Para encontrar las raíces de este nuevo libro del poeta y ensayista José Antonio Llera (Badajoz, 1971) hay que ir no sólo a su poemario anterior, Transporte de animales vivos, publicado hace ya nueve años, sino al dietario Cuidados paliativos (2017), en el que la ambición reflexiva y el buceo en la memoria familiar y rural se correspondían con una palabra densa y bien trabada, de admirable intensidad plástica.
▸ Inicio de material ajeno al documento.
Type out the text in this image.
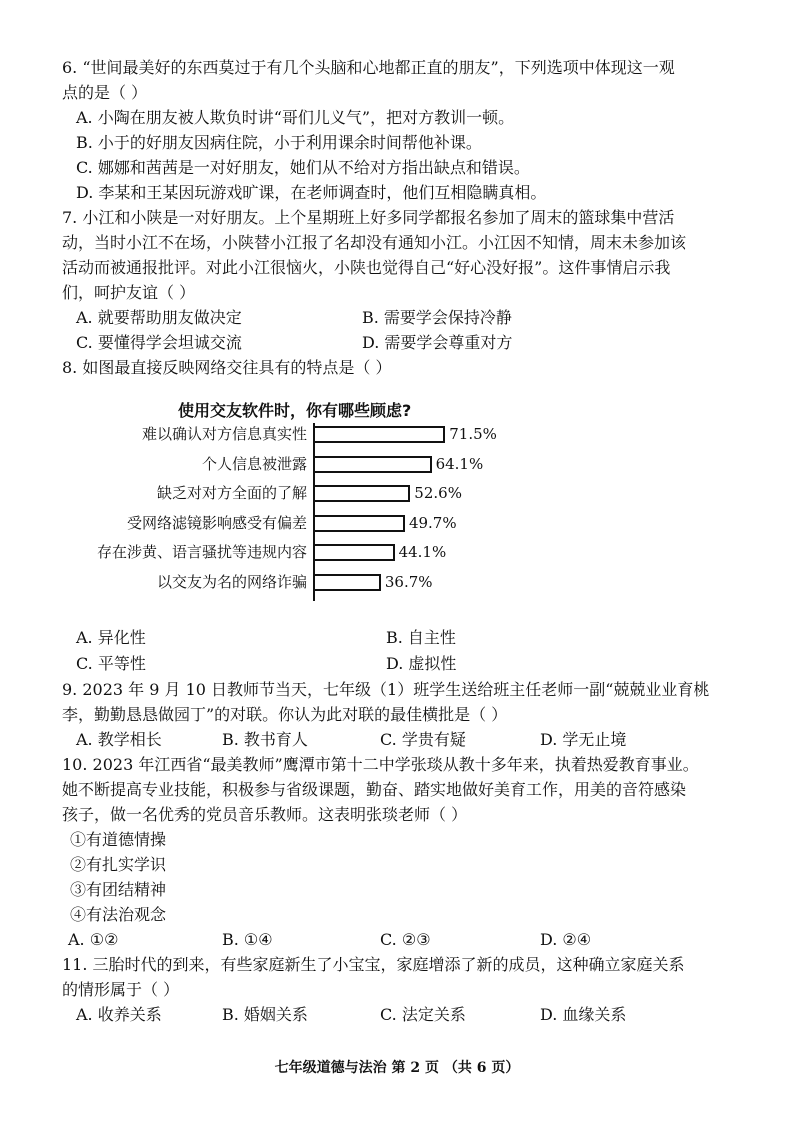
6. “世间最美好的东西莫过于有几个头脑和心地都正直的朋友”，下列选项中体现这一观
点的是（ ）
A. 小陶在朋友被人欺负时讲“哥们儿义气”，把对方教训一顿。
B. 小于的好朋友因病住院，小于利用课余时间帮他补课。
C. 娜娜和茜茜是一对好朋友，她们从不给对方指出缺点和错误。
D. 李某和王某因玩游戏旷课，在老师调查时，他们互相隐瞒真相。
7. 小江和小陕是一对好朋友。上个星期班上好多同学都报名参加了周末的篮球集中营活
动，当时小江不在场，小陕替小江报了名却没有通知小江。小江因不知情，周末未参加该
活动而被通报批评。对此小江很恼火，小陕也觉得自己“好心没好报”。这件事情启示我
们，呵护友谊（ ）
A. 就要帮助朋友做决定	B. 需要学会保持冷静
C. 要懂得学会坦诚交流	D. 需要学会尊重对方
8. 如图最直接反映网络交往具有的特点是（ ）
使用交友软件时，你有哪些顾虑?
难以确认对方信息真实性	71.5%
个人信息被泄露	64.1%
缺乏对对方全面的了解	52.6%
受网络滤镜影响感受有偏差	49.7%
存在涉黄、语言骚扰等违规内容	44.1%
以交友为名的网络诈骗	36.7%
A. 异化性	B. 自主性
C. 平等性	D. 虚拟性
9. 2023 年 9 月 10 日教师节当天，七年级（1）班学生送给班主任老师一副“兢兢业业育桃
李，勤勤恳恳做园丁”的对联。你认为此对联的最佳横批是（ ）
A. 教学相长	B. 教书育人	C. 学贵有疑	D. 学无止境
10. 2023 年江西省“最美教师”鹰潭市第十二中学张琰从教十多年来，执着热爱教育事业。
她不断提高专业技能，积极参与省级课题，勤奋、踏实地做好美育工作，用美的音符感染
孩子，做一名优秀的党员音乐教师。这表明张琰老师（ ）
①有道德情操
②有扎实学识
③有团结精神
④有法治观念
A. ①②	B. ①④	C. ②③	D. ②④
11. 三胎时代的到来，有些家庭新生了小宝宝，家庭增添了新的成员，这种确立家庭关系
的情形属于（ ）
A. 收养关系	B. 婚姻关系	C. 法定关系	D. 血缘关系
七年级道德与法治 第 2 页 （共 6 页）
Llera parece haber encontrado en el poema en prosa el cauce idóneo para una escritura que quiere dejar acta de un tiempo, aquí, ahora, que se percibe como terminal, agotado, incapaz de alimentar nuevos sueños.

 

Los 45 poemas en prosa de El hombre al que zumban los oídos, divididos en tres partes de igual extensión («Cuerpo», «Descendencia» e «Historia»), giran sobre esta idea y dibujan un mundo –el del tardocapitalismo– que «nos enferma» a fuerza de ensimismarnos: «Por eso acudimos a las puertas de la farmacia, para comulgar con sus ríos de hierro y sombra». Quizá el origen del mal esté en un sistema cuya opulencia se basa justamente en la insatisfacción constante, pero Llera, con Eliot, parece apuntar más hondo, a la naturaleza fallida del hombre y su pecado original: «Toda culpa es caracol: abre los surtidores, mengua la maleza…». Así, ante las «tijeras y pesticidas» que pudren las esperanzas, la mirada de Llera toma conciencia de su propia fragilidad y se compadece del fondo ruinoso de ciertas vidas: «Los exiliados […] nunca volverán a preguntar por el dueño de la casa».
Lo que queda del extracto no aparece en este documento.